Trzeba też pamiętać, że już 15 października odbędą się w Polsce wybory parlamentarne. W ocenie części specjalistów to kluczowy czynnik, który powoduje, że w tym czasie ekipa rządząca i kontrolowane przez nią spółki nie będą chciały zrażać wyborców podwyżkami cen na stacjach. Stąd też pojawiają się perturbacje na rynku hurtowym.
Limity odbioru
Shell, który na koniec czerwca miał nad Wisłą 456 stacji, obserwuje ostatnio na rynku dużo tańszą ofertę paliwową producentów krajowych od tej mającej miejsce w innych krajach europejskich. Przekłada się to na niższe ceny w detalu, ale jednocześnie powoduje, że część importerów ograniczyła zakupy poza Polską. „Ostatecznie niektórzy producenci i dostawcy krajowi faktycznie limitują możliwości odbioru paliw w hurcie, nie mogąc sprostać popytowi. Mogą to odczuć szczególnie podmioty, które nie mają umów długoterminowych, a działają na rynku spotowym” – informuje biuro prasowe Shell Polska. Spółka nie chce szacować, jakich cen benzyny, diesla i autogazu do końca tego roku mogą się spodziewać kierowcy w Polsce, a nawet przed zbliżającymi się wyborami parlamentarnymi. Podaje jedynie, że składa się na to wiele czynników wewnętrznych i zewnętrznych, a jej priorytetem jest zachowanie ciągłości operacyjnej na stacjach i zapewnienie klientom potrzebnego paliwa. Shell, podobnie jak wiele innych sieci, uruchomił w wakacje specjalną akcję promocyjną, w ramach której oferował tańsze paliwa i inne produkty. To spowodowało wzmożony ruch na jego stacjach. Shell nie ujawnia, czy i jak przełożyło się to na jego wyniki finansowe. Te prawdopodobnie były dobre, bo od 1 września do 31 października uruchomił nową promocję, w ramach której proponuje zniżki na benzyny i diesla.

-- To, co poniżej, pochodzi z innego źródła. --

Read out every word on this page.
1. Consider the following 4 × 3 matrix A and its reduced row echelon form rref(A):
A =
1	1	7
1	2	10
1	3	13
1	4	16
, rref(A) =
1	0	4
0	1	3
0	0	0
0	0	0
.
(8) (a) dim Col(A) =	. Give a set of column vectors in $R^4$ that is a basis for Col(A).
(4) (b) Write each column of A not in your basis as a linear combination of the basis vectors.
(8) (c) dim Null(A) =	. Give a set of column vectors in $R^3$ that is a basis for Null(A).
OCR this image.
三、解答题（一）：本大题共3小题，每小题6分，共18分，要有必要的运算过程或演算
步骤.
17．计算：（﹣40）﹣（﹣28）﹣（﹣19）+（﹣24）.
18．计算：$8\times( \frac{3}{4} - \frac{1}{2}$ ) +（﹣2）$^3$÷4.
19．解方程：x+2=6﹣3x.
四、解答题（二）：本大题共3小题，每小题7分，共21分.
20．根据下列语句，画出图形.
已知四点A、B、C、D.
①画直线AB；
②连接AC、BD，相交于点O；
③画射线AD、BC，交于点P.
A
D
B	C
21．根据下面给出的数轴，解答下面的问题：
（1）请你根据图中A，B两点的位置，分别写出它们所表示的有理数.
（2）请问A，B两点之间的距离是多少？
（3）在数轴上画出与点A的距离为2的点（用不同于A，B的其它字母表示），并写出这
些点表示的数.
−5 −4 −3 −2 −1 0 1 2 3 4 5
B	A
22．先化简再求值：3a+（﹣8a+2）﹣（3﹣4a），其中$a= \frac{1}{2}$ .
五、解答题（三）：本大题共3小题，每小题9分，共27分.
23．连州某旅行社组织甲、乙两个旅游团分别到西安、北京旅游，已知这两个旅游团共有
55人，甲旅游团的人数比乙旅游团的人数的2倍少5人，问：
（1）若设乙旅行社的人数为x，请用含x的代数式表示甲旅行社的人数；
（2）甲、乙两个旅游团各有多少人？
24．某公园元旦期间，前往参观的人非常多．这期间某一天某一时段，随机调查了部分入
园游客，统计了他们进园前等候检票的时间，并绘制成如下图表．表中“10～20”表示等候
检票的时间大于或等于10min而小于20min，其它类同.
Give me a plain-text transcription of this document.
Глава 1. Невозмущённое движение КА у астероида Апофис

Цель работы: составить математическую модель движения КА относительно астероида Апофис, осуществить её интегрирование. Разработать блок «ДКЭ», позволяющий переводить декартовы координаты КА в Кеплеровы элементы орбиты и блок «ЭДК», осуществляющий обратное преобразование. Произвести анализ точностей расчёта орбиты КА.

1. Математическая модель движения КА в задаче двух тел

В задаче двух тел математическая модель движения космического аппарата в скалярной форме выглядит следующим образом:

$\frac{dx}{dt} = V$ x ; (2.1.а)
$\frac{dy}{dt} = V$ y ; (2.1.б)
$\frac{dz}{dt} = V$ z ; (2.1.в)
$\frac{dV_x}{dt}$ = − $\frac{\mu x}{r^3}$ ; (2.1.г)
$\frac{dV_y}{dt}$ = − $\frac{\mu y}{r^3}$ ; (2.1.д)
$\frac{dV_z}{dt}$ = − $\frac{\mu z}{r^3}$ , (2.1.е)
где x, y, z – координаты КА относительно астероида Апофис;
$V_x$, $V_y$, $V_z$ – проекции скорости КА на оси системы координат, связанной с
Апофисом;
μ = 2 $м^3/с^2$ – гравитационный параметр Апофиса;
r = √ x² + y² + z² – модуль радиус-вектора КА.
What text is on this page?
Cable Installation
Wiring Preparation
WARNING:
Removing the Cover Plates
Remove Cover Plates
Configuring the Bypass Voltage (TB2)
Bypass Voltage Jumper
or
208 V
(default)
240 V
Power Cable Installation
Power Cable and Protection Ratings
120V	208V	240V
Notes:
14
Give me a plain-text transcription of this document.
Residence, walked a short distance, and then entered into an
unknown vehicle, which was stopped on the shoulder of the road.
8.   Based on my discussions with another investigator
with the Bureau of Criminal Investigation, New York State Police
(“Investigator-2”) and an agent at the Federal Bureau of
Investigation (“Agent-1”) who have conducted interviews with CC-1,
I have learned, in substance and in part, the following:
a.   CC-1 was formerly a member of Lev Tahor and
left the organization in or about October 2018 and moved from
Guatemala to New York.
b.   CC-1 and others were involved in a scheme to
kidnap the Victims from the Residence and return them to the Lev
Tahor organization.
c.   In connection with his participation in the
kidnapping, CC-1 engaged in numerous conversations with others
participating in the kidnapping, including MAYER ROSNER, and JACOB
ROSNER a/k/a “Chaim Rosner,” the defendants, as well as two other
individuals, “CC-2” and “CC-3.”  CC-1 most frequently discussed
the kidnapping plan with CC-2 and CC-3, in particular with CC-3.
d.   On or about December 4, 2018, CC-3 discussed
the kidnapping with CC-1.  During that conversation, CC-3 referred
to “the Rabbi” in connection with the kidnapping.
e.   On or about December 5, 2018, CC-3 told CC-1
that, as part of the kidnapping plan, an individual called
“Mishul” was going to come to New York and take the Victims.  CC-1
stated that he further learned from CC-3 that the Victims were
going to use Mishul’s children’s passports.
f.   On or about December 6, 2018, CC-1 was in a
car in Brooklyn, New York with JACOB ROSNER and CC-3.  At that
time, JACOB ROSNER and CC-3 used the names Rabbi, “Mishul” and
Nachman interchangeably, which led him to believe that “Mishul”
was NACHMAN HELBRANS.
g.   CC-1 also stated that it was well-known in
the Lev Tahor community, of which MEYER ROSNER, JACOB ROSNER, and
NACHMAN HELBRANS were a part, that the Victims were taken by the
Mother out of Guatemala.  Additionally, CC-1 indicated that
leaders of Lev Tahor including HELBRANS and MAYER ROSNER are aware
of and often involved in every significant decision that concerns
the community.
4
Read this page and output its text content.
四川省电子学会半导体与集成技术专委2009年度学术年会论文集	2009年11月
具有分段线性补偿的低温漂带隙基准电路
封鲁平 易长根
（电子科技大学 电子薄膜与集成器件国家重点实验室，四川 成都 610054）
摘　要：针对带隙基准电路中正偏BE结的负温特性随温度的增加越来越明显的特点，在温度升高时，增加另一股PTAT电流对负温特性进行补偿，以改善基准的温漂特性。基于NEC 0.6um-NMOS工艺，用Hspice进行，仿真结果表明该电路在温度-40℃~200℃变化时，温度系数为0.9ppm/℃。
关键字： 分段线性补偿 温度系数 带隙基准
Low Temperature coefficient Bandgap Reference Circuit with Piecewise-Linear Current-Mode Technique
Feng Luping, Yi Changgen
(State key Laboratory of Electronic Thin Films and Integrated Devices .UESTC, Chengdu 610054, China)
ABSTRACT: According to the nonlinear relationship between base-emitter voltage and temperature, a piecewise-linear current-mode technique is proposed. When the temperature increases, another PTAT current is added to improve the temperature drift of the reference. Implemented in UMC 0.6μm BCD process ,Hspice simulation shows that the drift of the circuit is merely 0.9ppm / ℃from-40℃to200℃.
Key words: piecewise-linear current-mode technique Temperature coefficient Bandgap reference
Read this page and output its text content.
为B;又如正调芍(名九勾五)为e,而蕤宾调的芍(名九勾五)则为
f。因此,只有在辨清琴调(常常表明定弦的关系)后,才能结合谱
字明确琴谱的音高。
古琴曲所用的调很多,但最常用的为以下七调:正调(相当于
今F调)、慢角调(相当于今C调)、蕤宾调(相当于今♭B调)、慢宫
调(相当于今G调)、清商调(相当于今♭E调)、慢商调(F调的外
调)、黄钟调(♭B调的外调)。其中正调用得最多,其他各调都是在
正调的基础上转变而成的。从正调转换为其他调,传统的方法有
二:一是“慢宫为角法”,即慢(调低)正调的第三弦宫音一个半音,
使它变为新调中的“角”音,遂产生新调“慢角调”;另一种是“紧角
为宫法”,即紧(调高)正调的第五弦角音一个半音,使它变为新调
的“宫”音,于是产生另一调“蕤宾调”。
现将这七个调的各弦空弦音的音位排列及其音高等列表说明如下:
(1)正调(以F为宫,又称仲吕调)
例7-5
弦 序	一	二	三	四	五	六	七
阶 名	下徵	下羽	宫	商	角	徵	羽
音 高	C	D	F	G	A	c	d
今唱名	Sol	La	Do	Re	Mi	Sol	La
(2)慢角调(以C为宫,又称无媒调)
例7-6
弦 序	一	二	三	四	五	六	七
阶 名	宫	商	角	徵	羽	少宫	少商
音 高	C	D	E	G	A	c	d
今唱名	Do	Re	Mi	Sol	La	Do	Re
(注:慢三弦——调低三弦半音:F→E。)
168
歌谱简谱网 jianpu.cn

Na przedłużenie oferty rabatowej na swoich stacjach w Polsce zdecydował się z kolei MOL. Węgrzy mają już w naszym kraju około 80 obiektów detalicznej sprzedaży paliw działających pod ich sztandarową marką MOL. Docelowo będzie ich ponad 400, bo tyle przejęli dawnych placówek Lotosu. „Kierowcy, którzy dołączą do programu lojalnościowego MOL Move, który w sześć tygodni od startu zebrał pół miliona użytkowników, mogą tankować ze zniżką do końca października” – informuje biuro prasowe MOL. Spółka zniżki ma też dla obecnych klientów. Nie chce komentować kwestii związanych z cenami paliw, jak również tego, ile mogą kosztować przed wyborami. „Nie jest naszą rolą komentowanie kwestii politycznych w Polsce, ani w żadnym innych kraju, w którym działamy. Skupiamy się na oferowaniu naszym klientom możliwie najlepszych produktów i usług, bez względu na otoczenie polityczne” – przekonuje MOL. Pytany o sytuację na polskim rynku hurtowej sprzedaży paliw podaje jedynie, że nie prowadzi działalności w tym obszarze.